Upskilling Your People: The Part Businesses Often Miss
Getting the tools in place is only half the job. The businesses that genuinely get the most out of AI are the ones that bring their people along on the journey too.
The refreshed SkillsFuture for Digital Workplace 2.0 now incorporates AI and GenAI content, giving workers hands-on experience with AI tools to improve their productivity at work. For business owners, this means there are structured, subsidised pathways to upskill your team without the eye-watering price tag of private training.
It is also worth knowing how the government frames this, because it is useful language to use with your own team. Singapore’s approach is built around keeping people at the centre of this transformation, with the goal that AI creates better, safer, and more rewarding jobs rather than replacing them. If your staff are anxious about what AI means for their roles, leading with that framing can go a long way.
IMDA is also expanding its TechSkills Accelerator (TeSA) programme to help non-tech workers build practical AI capabilities, starting with accountancy and legal professionals, given how widely those roles span across industries. If your business relies on either of those functions, it is worth keeping an eye on what becomes available.
Where to Actually Start
Understanding the strategy is one thing. Knowing what to do on Monday morning is another. Here are some practical places to begin.
Take an honest look at your current digital setup.
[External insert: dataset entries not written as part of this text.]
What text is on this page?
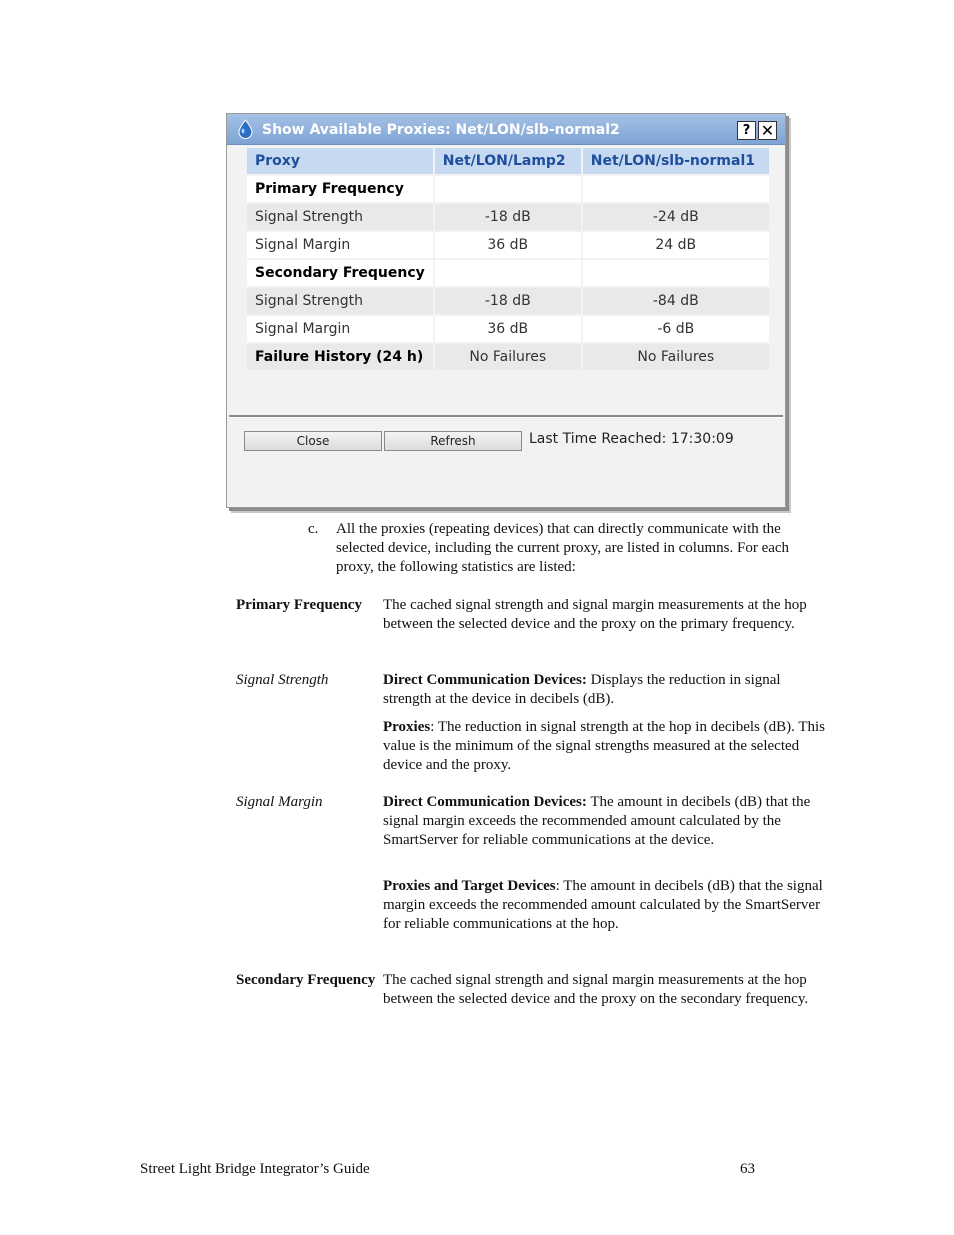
Show Available Proxies: Net/LON/slb-normal2	? ✕
Proxy	Net/LON/Lamp2	Net/LON/slb-normal1
Primary Frequency		
Signal Strength	-18 dB	-24 dB
Signal Margin	36 dB	24 dB
Secondary Frequency		
Signal Strength	-18 dB	-84 dB
Signal Margin	36 dB	-6 dB
Failure History (24 h)	No Failures	No Failures
Close	Refresh	Last Time Reached: 17:30:09
c. All the proxies (repeating devices) that can directly communicate with the selected device, including the current proxy, are listed in columns. For each proxy, the following statistics are listed:
Primary Frequency	The cached signal strength and signal margin measurements at the hop between the selected device and the proxy on the primary frequency.
Signal Strength	Direct Communication Devices: Displays the reduction in signal strength at the device in decibels (dB).
Proxies: The reduction in signal strength at the hop in decibels (dB). This value is the minimum of the signal strengths measured at the selected device and the proxy.
Signal Margin	Direct Communication Devices: The amount in decibels (dB) that the signal margin exceeds the recommended amount calculated by the SmartServer for reliable communications at the device.
Proxies and Target Devices: The amount in decibels (dB) that the signal margin exceeds the recommended amount calculated by the SmartServer for reliable communications at the hop.
Secondary Frequency The cached signal strength and signal margin measurements at the hop between the selected device and the proxy on the secondary frequency.
Street Light Bridge Integrator’s Guide	63
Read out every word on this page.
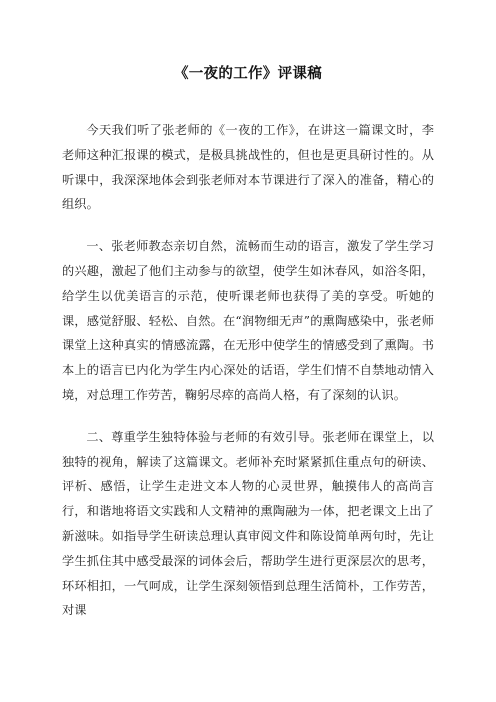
《一夜的工作》评课稿

今天我们听了张老师的《一夜的工作》，在讲这一篇课文时，李老师这种汇报课的模式，是极具挑战性的，但也是更具研讨性的。从听课中，我深深地体会到张老师对本节课进行了深入的准备，精心的组织。

一、张老师教态亲切自然，流畅而生动的语言，激发了学生学习的兴趣，激起了他们主动参与的欲望，使学生如沐春风，如浴冬阳，给学生以优美语言的示范，使听课老师也获得了美的享受。听她的课，感觉舒服、轻松、自然。在“润物细无声”的熏陶感染中，张老师课堂上这种真实的情感流露，在无形中使学生的情感受到了熏陶。书本上的语言已内化为学生内心深处的话语，学生们情不自禁地动情入境，对总理工作劳苦，鞠躬尽瘁的高尚人格，有了深刻的认识。

二、尊重学生独特体验与老师的有效引导。张老师在课堂上，以独特的视角，解读了这篇课文。老师补充时紧紧抓住重点句的研读、评析、感悟，让学生走进文本人物的心灵世界，触摸伟人的高尚言行，和谐地将语文实践和人文精神的熏陶融为一体，把老课文上出了新滋味。如指导学生研读总理认真审阅文件和陈设简单两句时，先让学生抓住其中感受最深的词体会后，帮助学生进行更深层次的思考，环环相扣，一气呵成，让学生深刻领悟到总理生活简朴，工作劳苦，对课
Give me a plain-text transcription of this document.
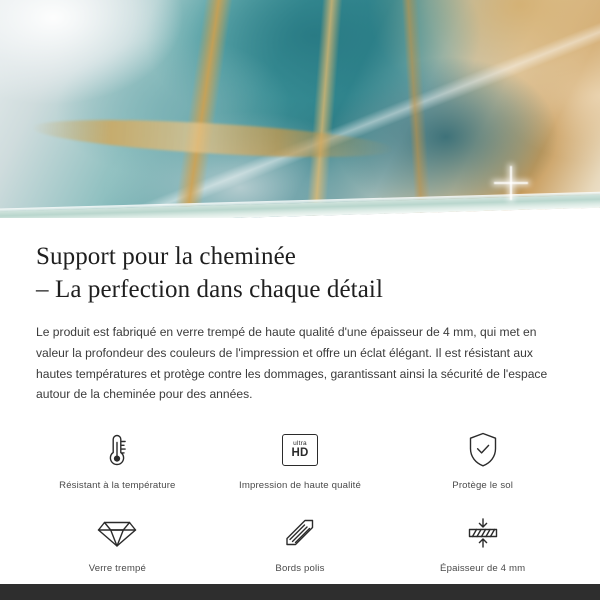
Support pour la cheminée
– La perfection dans chaque détail

Le produit est fabriqué en verre trempé de haute qualité d'une épaisseur de 4 mm, qui met en valeur la profondeur des couleurs de l'impression et offre un éclat élégant. Il est résistant aux hautes températures et protège contre les dommages, garantissant ainsi la sécurité de l'espace autour de la cheminée pour des années.

Résistant à la température
ultra
HD
Impression de haute qualité	Protège le sol
Verre trempé	Bords polis	Épaisseur de 4 mm
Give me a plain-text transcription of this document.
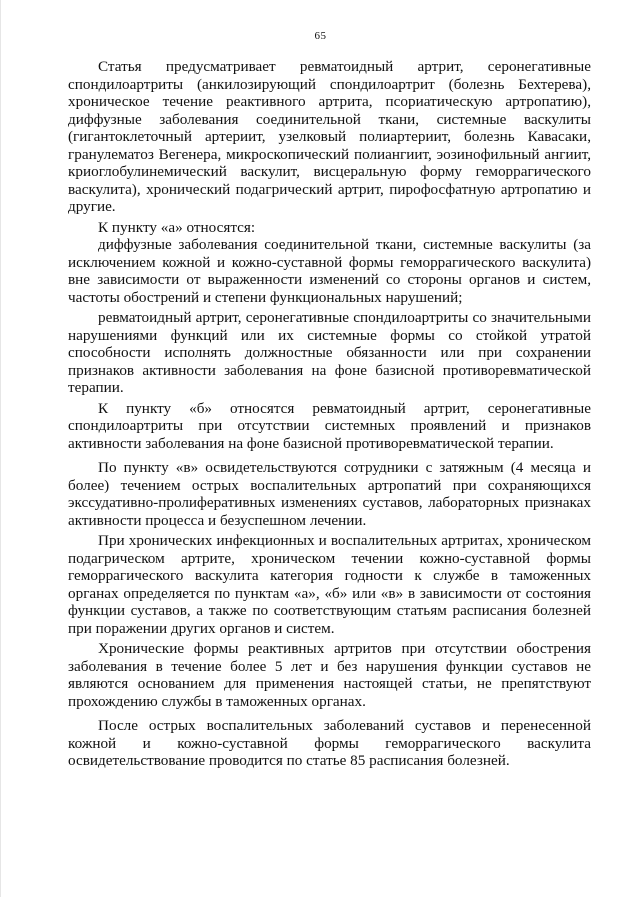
65

Статья предусматривает ревматоидный артрит, серонегативные спондилоартриты (анкилозирующий спондилоартрит (болезнь Бехтерева), хроническое течение реактивного артрита, псориатическую артропатию), диффузные заболевания соединительной ткани, системные васкулиты (гигантоклеточный артериит, узелковый полиартериит, болезнь Кавасаки, гранулематоз Вегенера, микроскопический полиангиит, эозинофильный ангиит, криоглобулинемический васкулит, висцеральную форму геморрагического васкулита), хронический подагрический артрит, пирофосфатную артропатию и другие.

К пункту «а» относятся:

диффузные заболевания соединительной ткани, системные васкулиты (за исключением кожной и кожно-суставной формы геморрагического васкулита) вне зависимости от выраженности изменений со стороны органов и систем, частоты обострений и степени функциональных нарушений;

ревматоидный артрит, серонегативные спондилоартриты со значительными нарушениями функций или их системные формы со стойкой утратой способности исполнять должностные обязанности или при сохранении признаков активности заболевания на фоне базисной противоревматической терапии.

К пункту «б» относятся ревматоидный артрит, серонегативные спондилоартриты при отсутствии системных проявлений и признаков активности заболевания на фоне базисной противоревматической терапии.

По пункту «в» освидетельствуются сотрудники с затяжным (4 месяца и более) течением острых воспалительных артропатий при сохраняющихся экссудативно-пролиферативных изменениях суставов, лабораторных признаках активности процесса и безуспешном лечении.

При хронических инфекционных и воспалительных артритах, хроническом подагрическом артрите, хроническом течении кожно-суставной формы геморрагического васкулита категория годности к службе в таможенных органах определяется по пунктам «а», «б» или «в» в зависимости от состояния функции суставов, а также по соответствующим статьям расписания болезней при поражении других органов и систем.

Хронические формы реактивных артритов при отсутствии обострения заболевания в течение более 5 лет и без нарушения функции суставов не являются основанием для применения настоящей статьи, не препятствуют прохождению службы в таможенных органах.

После острых воспалительных заболеваний суставов и перенесенной кожной и кожно-суставной формы геморрагического васкулита освидетельствование проводится по статье 85 расписания болезней.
There is a difference between a business that already has cloud tools and workflows in place, and one that is still managing things manually. IMDA’s Digital Leaders Programme is designed to help around 2,000 enterprises strengthen their digital and AI maturity, and knowing where you sit on that spectrum will help you figure out which support programmes are the right fit.
Then look at where time is genuinely being lost in your day-to-day operations. AI works best when it solves a specific problem rather than being adopted just for the sake of it. Real examples from Singapore businesses include a hotel group that automated invoice processing and cut overdue payments by 95%, and a law firm that used document automation to improve contract review efficiency by up to 80%.
Your online presence is part of this equation too. As AI becomes more embedded in how people search for information, businesses need to think beyond traditional SEO. Generative Engine Optimisation (GEO), sometimes called AI SEO, is about making sure your business shows up when people use AI-powered search tools and chatbots to find products and services. It is one of the quieter but more significant shifts happening in digital marketing right now, and it sits squarely within the spirit of what NAIS 2.0 is pushing businesses towards.
Finally, do not leave funding on the table. Many businesses miss out on grants simply because they do not know they exist or find the application process daunting. The SMEs Go Digital programme is a solid starting point that connects you with pre-approved solutions and funding guidance without needing to figure it all out yourself.
The Bigger Picture
Singapore’s AI market is projected to grow from around S$1.05 billion in 2024 to S$4.64 billion by 2030, representing a compound annual growth rate of over 28%. This economic transformation is happening in real time, and it affects the landscape every business here operates in.
Over 50 companies across various sectors have already established AI Centres of Excellence in Singapore, which tells you that the ecosystem is maturing fast. Being part of that, even as a smaller player, opens doors to talent, partnerships, and visibility that simply were not there before.
NAIS 2.0 is ultimately a map. It shows you where Singapore is going and what is being built along the way. The funding is real, the frameworks are in place, and the tools are more accessible than they have ever been. The only thing left is deciding to take the first step.